I have found myself in the situation where I would have Vim running in one window, and a terminal open on the other monitor with my tests. And noticed I was constantly dancing across the keyboard ⌘-tab;⌃-p;↩;⌘-tab
(switch windows to Terminal; previous command; enter; switch windows to Vim). Of course this muscle memory was broken when I switched to my browser in between. I wanted to automate this.
I could use autotest, but our test suite is slow to start up and I wanted to focus on one test.
I could run that test within Vim, but MacVim does not show the color escapes when running a command, plus it blocks my editing while I wait for the tests to run.
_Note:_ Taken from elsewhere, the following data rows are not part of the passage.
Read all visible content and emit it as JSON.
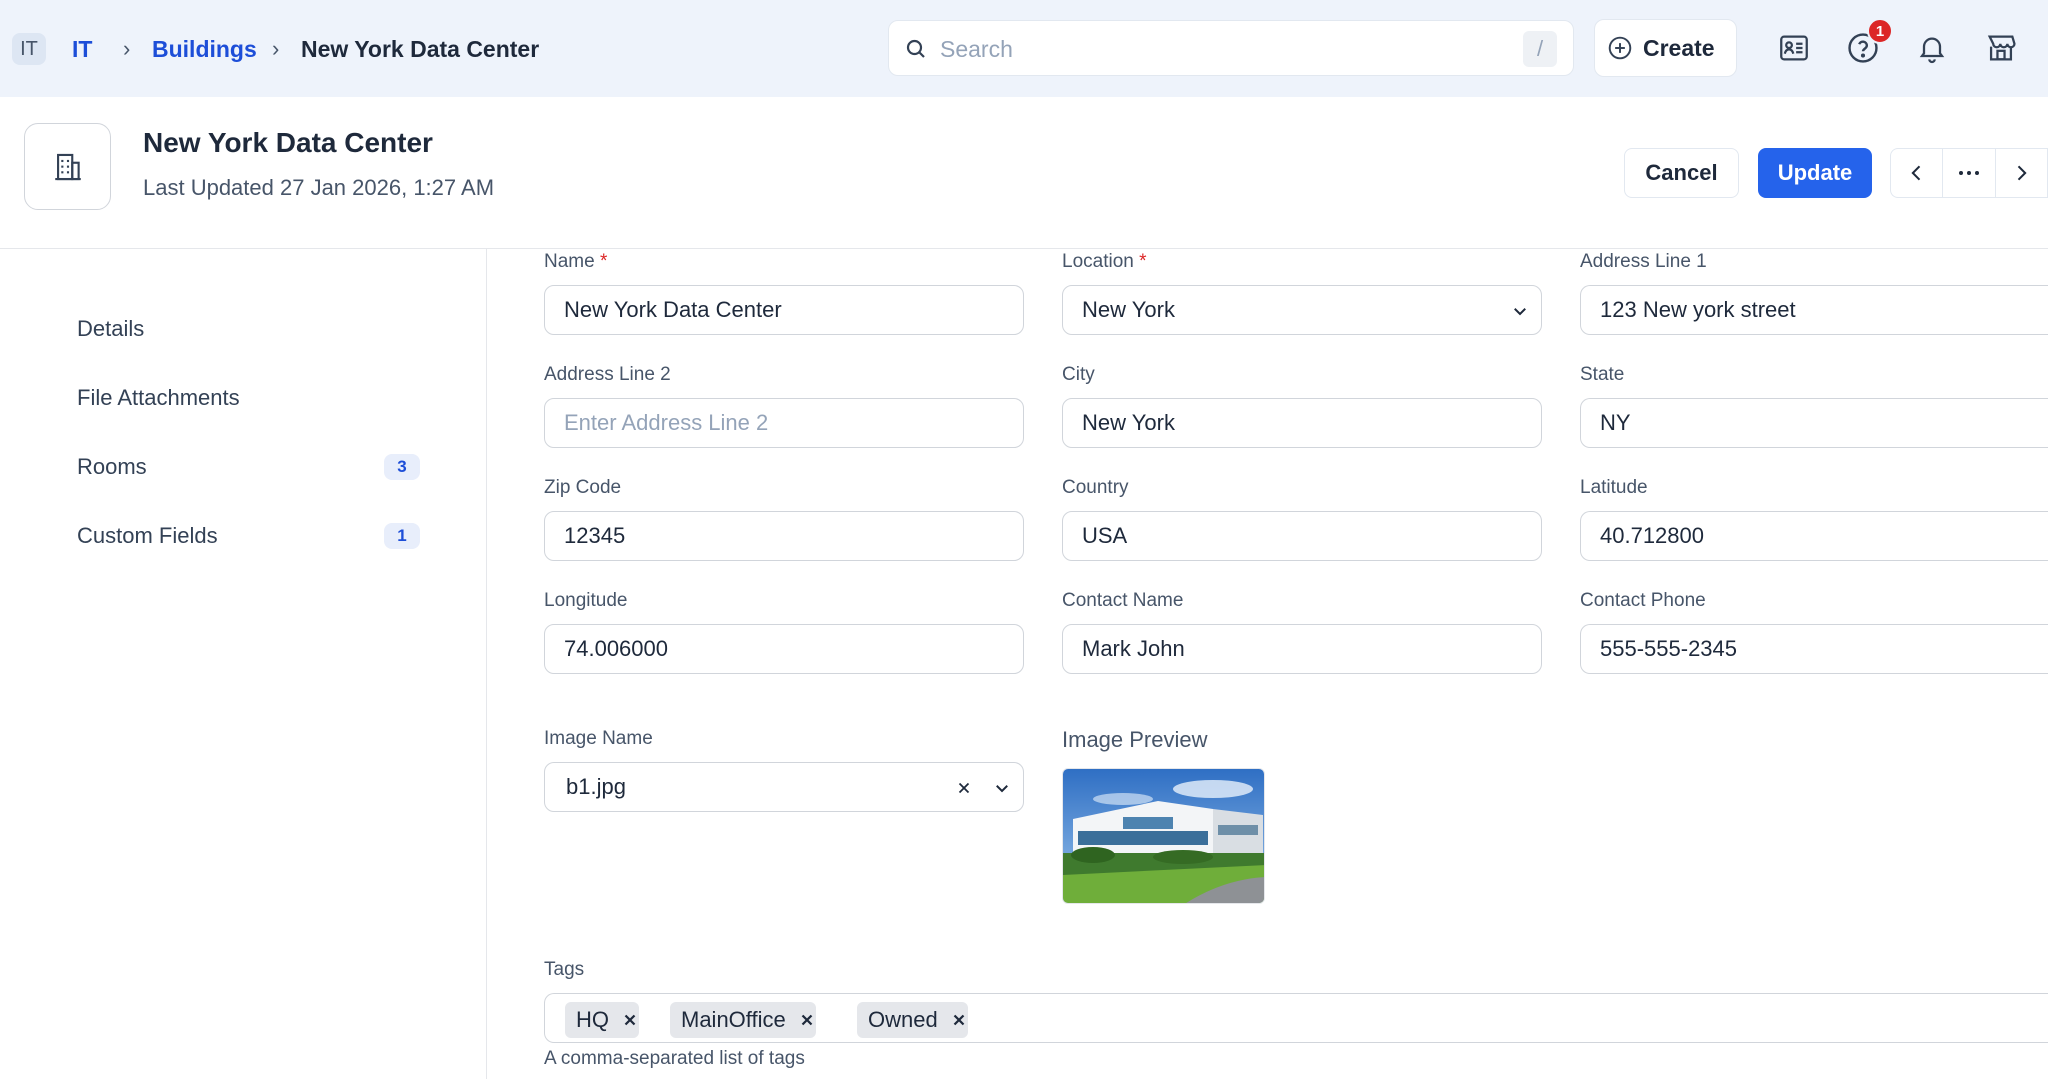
{
  "topbar": {
    "workspace_badge": "IT",
    "breadcrumb": [
      "IT",
      "Buildings",
      "New York Data Center"
    ],
    "search_placeholder": "Search",
    "search_shortcut": "/",
    "create_label": "Create",
    "notification_count": "1",
    "icons": [
      "contacts-icon",
      "help-icon",
      "bell-icon",
      "store-icon"
    ]
  },
  "header": {
    "title": "New York Data Center",
    "subtitle": "Last Updated 27 Jan 2026, 1:27 AM",
    "cancel_label": "Cancel",
    "update_label": "Update"
  },
  "sidebar": {
    "items": [
      {
        "label": "Details",
        "count": null
      },
      {
        "label": "File Attachments",
        "count": null
      },
      {
        "label": "Rooms",
        "count": "3"
      },
      {
        "label": "Custom Fields",
        "count": "1"
      }
    ]
  },
  "form": {
    "name": {
      "label": "Name",
      "value": "New York Data Center"
    },
    "location": {
      "label": "Location",
      "value": "New York"
    },
    "address1": {
      "label": "Address Line 1",
      "value": "123 New york street"
    },
    "address2": {
      "label": "Address Line 2",
      "placeholder": "Enter Address Line 2"
    },
    "city": {
      "label": "City",
      "value": "New York"
    },
    "state": {
      "label": "State",
      "value": "NY"
    },
    "zip": {
      "label": "Zip Code",
      "value": "12345"
    },
    "country": {
      "label": "Country",
      "value": "USA"
    },
    "latitude": {
      "label": "Latitude",
      "value": "40.712800"
    },
    "longitude": {
      "label": "Longitude",
      "value": "74.006000"
    },
    "contact_name": {
      "label": "Contact Name",
      "value": "Mark John"
    },
    "contact_phone": {
      "label": "Contact Phone",
      "value": "555-555-2345"
    },
    "image_name": {
      "label": "Image Name",
      "value": "b1.jpg"
    },
    "image_preview_label": "Image Preview",
    "tags": {
      "label": "Tags",
      "values": [
        "HQ",
        "MainOffice",
        "Owned"
      ],
      "help": "A comma-separated list of tags"
    },
    "required_marker": "*"
  },
  "colors": {
    "accent": "#2563eb",
    "link": "#1d4ed8",
    "badge_red": "#dc2626",
    "topbar_bg": "#eef3fb"
  }
}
I could use Vim in the terminal, but I like my ⌘ key mappings and colors.
My solution:
How to do it:
Run your test in Vim, the line I would use is something like this (just replace the command bit with the one you want to run):
map <D-r> :silent execute "!ruby test/unit/post_test.rb &> /tmp/vim.log &" <cr>
And tail the logs:
$ tail -f /tmp/vim.log
Now when ever I press ⌘-r
I can keep on tinkering with the code while the tests run on the other monitor.
I don’t keep that command in my .vimrc
file because I am constantly going back and changing the command – this has become a macro that I change around as I am focusing on different parts of my code.
Protip: use q:
to interactively edit and run past Vim commands.
Beauty of this is it works on any command, in any language I am programming in.